Purple Rain, Purple Rain


The music world suffered a huge blow last week, to say the least. There’s really no need to go into the details of Prince’s unexpected passing – from the Empire State Building to the Eiffel Tower, the world has been lit up with purple lights as a tribute to his musical legacy.

In case anyone is asking “What’s the big deal?” or wondering why so many people have been buzzing about losing Prince, I have several reasons to list off. And this is coming from the point of view of a fan and a songwriter/musician.

Prince was the definition of a true artist.

Do yourself a favor and really look at the “artists” who are constantly at the top of the music charts and at the forefront of social media nowadays. A large chunk of them, by definition, are not true artists. Prince was a creator. Take away the funky dance moves, flashy outfits, and diva-esque attitude, and you’ll find a prolific songwriter who also played and excelled at more than two dozen instruments. He may have appeared avant-garde on the outside, but every part of his being was dedicated to expressing whatever artistic inspiration he was feeling in the moment; and he had the actual skills to back it all up.

The key to longevity is to learn every aspect of music that you can. -Prince

In a music world swamped with auto-tune and computer-generated instrumentals, Prince was one of the few iconic artists left. I thought I was pretty badass for being a classically trained pianist, proficient flutist (don’t laugh), and being able to fake my way on a drum set. But to be honest, I could study and train every day for the rest of my life and never come close to the level of musicianship and vision Prince had.

It would be silly to say that he has inspired our music… It’s beyond that. He’s somewhere within every song I’ve ever written. -Justin Timberlake

Prince always kept it real.

Unlike the majority of celebrities who are fed lines via publicists and marketing execs, Prince never pandered to what people (especially interviewers) wanted to hear. He didn’t give a damn. Whether or not you liked what he said, you can’t deny the fact that he was incredibly genuine and honest.

music3b[Credit: Savage Beast Records]

Prince embodied a missing moral code within the music industry.
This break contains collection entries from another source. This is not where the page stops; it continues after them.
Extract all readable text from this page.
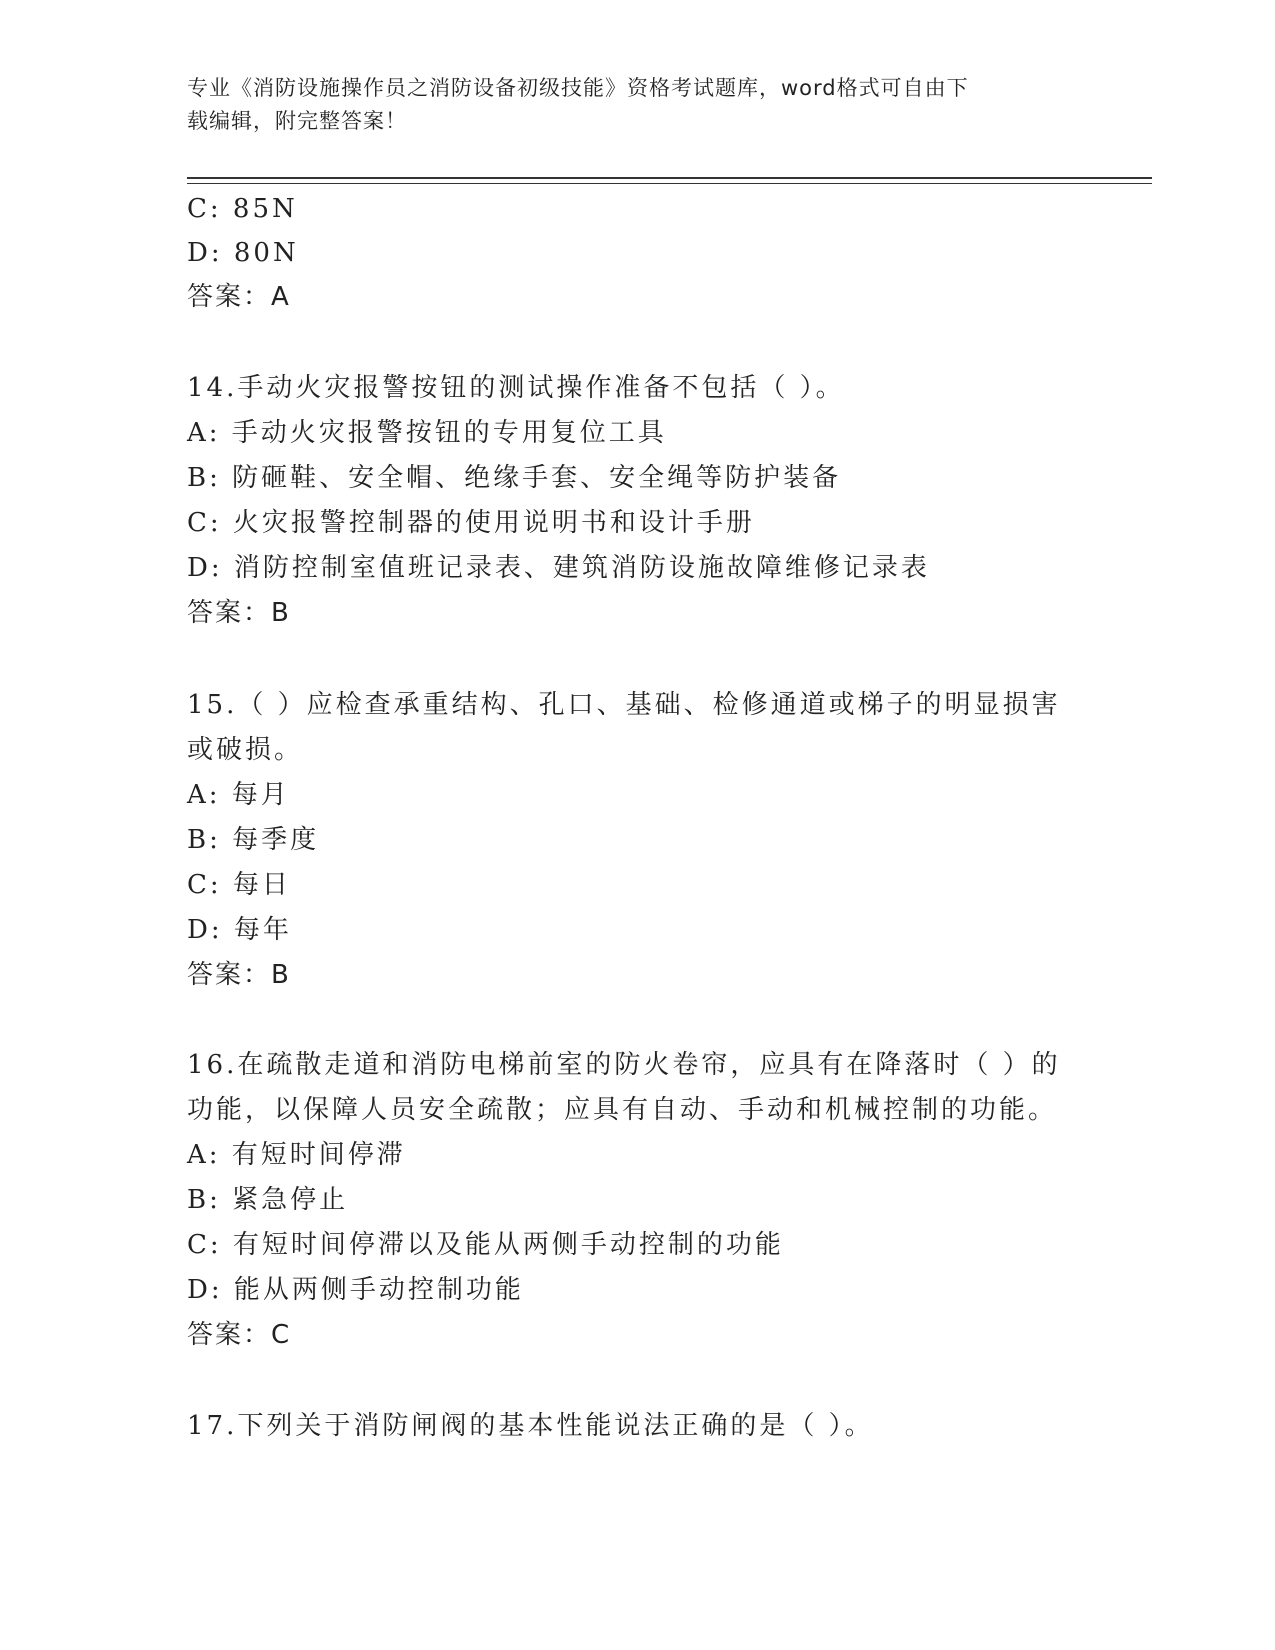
专业《消防设施操作员之消防设备初级技能》资格考试题库，word格式可自由下
载编辑，附完整答案！
C: 85N
D: 80N
答案：A
14.手动火灾报警按钮的测试操作准备不包括（ ）。
A: 手动火灾报警按钮的专用复位工具
B: 防砸鞋、安全帽、绝缘手套、安全绳等防护装备
C: 火灾报警控制器的使用说明书和设计手册
D: 消防控制室值班记录表、建筑消防设施故障维修记录表
答案：B
15.（ ）应检查承重结构、孔口、基础、检修通道或梯子的明显损害
或破损。
A: 每月
B: 每季度
C: 每日
D: 每年
答案：B
16.在疏散走道和消防电梯前室的防火卷帘，应具有在降落时（ ）的
功能，以保障人员安全疏散；应具有自动、手动和机械控制的功能。
A: 有短时间停滞
B: 紧急停止
C: 有短时间停滞以及能从两侧手动控制的功能
D: 能从两侧手动控制功能
答案：C
17.下列关于消防闸阀的基本性能说法正确的是（ ）。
The gatekeepers must change. -Prince

I can’t even mention this topic without going on a rant: The music industry has become bastardized by the fact that there’s relatively no barriers to entry. Couple that with all these cheesy contests and shows promising people a quick ticket to the top, and you’ll see that the industry is nothing short of a reality TV show – nothing like it used to be (I wish I had been born in the 1940s).

Anyone can put out material, mix beats from their own laptops, and become YouTube sensations simply by covering other people’s work. Prince would pay for the royalties to perform and promote songs from other artists, but he wasn’t one to capitalize on a cover recording. He also embodied the principle that hard work, hours of study, original content, and dedicating your life to perfecting your craft should be the ONLY way in.
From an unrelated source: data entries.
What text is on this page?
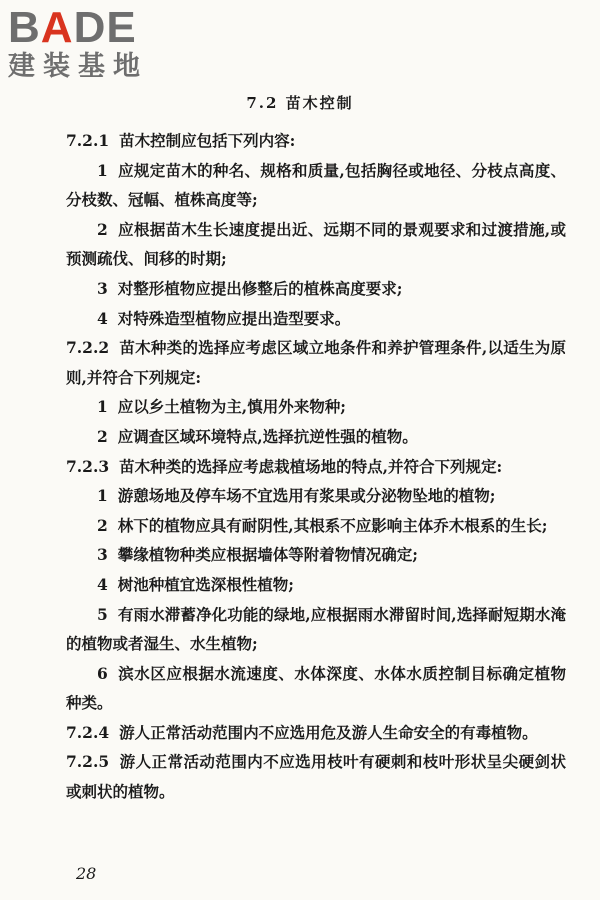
BADE
建装基地
7.2 苗木控制

7.2.1 苗木控制应包括下列内容:

1 应规定苗木的种名、规格和质量,包括胸径或地径、分枝点高度、分枝数、冠幅、植株高度等;

2 应根据苗木生长速度提出近、远期不同的景观要求和过渡措施,或预测疏伐、间移的时期;

3 对整形植物应提出修整后的植株高度要求;

4 对特殊造型植物应提出造型要求。

7.2.2 苗木种类的选择应考虑区域立地条件和养护管理条件,以适生为原则,并符合下列规定:

1 应以乡土植物为主,慎用外来物种;

2 应调查区域环境特点,选择抗逆性强的植物。

7.2.3 苗木种类的选择应考虑栽植场地的特点,并符合下列规定:

1 游憩场地及停车场不宜选用有浆果或分泌物坠地的植物;

2 林下的植物应具有耐阴性,其根系不应影响主体乔木根系的生长;

3 攀缘植物种类应根据墙体等附着物情况确定;

4 树池种植宜选深根性植物;

5 有雨水滞蓄净化功能的绿地,应根据雨水滞留时间,选择耐短期水淹的植物或者湿生、水生植物;

6 滨水区应根据水流速度、水体深度、水体水质控制目标确定植物种类。

7.2.4 游人正常活动范围内不应选用危及游人生命安全的有毒植物。

7.2.5 游人正常活动范围内不应选用枝叶有硬刺和枝叶形状呈尖硬剑状或刺状的植物。

28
There’s a lot of other shady business crap I could bore you with, but just watch the clip below and you’ll see how much respect he had for music and creativity at its core.
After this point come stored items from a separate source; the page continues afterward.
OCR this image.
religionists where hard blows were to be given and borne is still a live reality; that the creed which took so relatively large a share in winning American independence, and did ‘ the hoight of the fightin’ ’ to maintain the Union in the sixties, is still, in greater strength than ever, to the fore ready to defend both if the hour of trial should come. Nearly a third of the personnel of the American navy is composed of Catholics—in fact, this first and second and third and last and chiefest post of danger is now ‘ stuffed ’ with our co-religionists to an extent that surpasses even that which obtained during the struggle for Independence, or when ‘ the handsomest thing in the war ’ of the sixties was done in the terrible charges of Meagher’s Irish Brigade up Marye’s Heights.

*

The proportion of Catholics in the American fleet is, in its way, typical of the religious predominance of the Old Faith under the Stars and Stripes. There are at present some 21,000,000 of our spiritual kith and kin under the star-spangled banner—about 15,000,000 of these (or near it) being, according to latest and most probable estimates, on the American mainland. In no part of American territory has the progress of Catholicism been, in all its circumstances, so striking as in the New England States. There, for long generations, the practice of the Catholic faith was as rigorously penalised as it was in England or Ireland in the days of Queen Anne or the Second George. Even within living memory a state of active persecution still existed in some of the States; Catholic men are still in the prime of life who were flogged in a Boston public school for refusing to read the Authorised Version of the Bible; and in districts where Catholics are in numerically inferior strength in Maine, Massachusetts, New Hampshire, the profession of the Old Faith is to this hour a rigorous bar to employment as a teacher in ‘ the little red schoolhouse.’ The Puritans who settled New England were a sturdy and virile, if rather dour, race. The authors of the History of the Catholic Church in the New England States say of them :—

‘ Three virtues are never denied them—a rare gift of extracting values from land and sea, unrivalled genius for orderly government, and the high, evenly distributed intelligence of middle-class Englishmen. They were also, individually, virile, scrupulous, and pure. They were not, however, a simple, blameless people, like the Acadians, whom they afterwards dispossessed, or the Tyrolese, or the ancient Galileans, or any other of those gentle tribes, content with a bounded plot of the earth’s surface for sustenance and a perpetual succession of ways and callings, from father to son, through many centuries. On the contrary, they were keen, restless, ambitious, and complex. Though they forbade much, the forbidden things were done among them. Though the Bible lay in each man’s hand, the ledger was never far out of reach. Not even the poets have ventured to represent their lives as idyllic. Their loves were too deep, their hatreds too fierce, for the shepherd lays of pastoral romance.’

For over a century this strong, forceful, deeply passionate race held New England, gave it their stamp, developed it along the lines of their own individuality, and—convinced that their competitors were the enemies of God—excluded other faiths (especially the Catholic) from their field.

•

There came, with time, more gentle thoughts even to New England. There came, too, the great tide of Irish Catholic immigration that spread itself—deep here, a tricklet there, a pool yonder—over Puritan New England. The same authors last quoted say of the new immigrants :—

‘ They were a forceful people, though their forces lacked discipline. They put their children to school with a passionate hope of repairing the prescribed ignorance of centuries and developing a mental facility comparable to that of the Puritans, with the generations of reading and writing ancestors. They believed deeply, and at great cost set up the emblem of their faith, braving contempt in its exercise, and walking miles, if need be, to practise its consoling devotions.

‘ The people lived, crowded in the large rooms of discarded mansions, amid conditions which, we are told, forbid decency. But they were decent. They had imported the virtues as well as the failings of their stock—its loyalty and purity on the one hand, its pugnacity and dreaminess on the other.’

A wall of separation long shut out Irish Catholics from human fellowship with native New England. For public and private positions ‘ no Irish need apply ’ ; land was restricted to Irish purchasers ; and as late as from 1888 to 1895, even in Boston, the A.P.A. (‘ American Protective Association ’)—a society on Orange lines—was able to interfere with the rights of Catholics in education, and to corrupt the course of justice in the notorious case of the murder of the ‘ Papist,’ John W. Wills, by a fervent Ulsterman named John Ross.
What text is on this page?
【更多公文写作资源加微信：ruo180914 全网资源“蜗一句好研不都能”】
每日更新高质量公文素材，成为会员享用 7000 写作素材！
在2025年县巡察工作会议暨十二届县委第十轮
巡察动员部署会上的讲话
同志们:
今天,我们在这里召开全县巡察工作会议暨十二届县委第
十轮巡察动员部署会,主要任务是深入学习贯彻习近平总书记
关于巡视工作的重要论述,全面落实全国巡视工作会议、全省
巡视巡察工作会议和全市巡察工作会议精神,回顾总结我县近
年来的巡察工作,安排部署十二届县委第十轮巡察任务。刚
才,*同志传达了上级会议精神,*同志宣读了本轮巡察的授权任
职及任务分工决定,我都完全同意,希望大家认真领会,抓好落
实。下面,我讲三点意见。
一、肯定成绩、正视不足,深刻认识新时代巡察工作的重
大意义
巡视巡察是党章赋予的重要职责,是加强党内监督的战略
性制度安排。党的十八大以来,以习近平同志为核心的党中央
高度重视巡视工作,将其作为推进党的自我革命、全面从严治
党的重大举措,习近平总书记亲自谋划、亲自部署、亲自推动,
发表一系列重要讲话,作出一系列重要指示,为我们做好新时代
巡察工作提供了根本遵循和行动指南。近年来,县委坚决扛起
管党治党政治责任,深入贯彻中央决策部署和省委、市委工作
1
Prince concerts were in a league of their own.

In August and September of 2007, Prince launched “The Earth Tour” in London, which was a series of 21 performances at The O2 Arena. That was at the beginning of my senior year in university, and I had the immense privilege of going to one of his September concerts and seeing the man live in action.

It’s hard to describe the electricity in the air that night, but the entire experience was surreal. That little guy had an unworldly level of presence. Even when he was ascending to the stage on a platform, before the lights flooded the arena, you could feel the whole atmosphere change. To this day, I can’t figure out how he had such command of the stage, the crowd, the band… It’s like he drew us all in and engaged us for every single second. And he put on one hell of a show, dancing, singing, and playing various instruments nonstop.

My favorite moment: Before he started playing the piano for his second (yes, second) encore, he said, “I’ve got too many hits!”

P.S. Below is a picture from the concert, and Prince is in that little curlicue of his symbol. Cameras weren’t permitted, so I tried to be sneaky by using my 2007 Motorola cell phone… which is the equivalent of trying to take a picture with a potato.

music3aPrince did it all for the love.

Did you know that tickets to a Prince concert had an average price of $25? That’s literally $10 more than what people had to pay to hear my broke ass sing at a hole-in-the-wall cafe here in NYC. Mind you, this man is a legend whose career spanned nearly four decades – and he STILL sold tickets for $25. Think about it.

One of the most mind-blowing facts is that Prince’s music vault contains enough unreleased material to literally publish a new album every year for the next century. Nobody can write and record that many songs, simply to have filed away, unless they’re incredibly passionate about what they’re doing. How much happier and fulfilled would we all be if every day of our lives was spent doing something we loved so much? That, alone, is a lesson we can learn from him.

Dearly beloved, we are gathered here today to get through this thing called life. -Prince

Rest in love, Prince Rogers Nelson. And thank you for being part of my journey.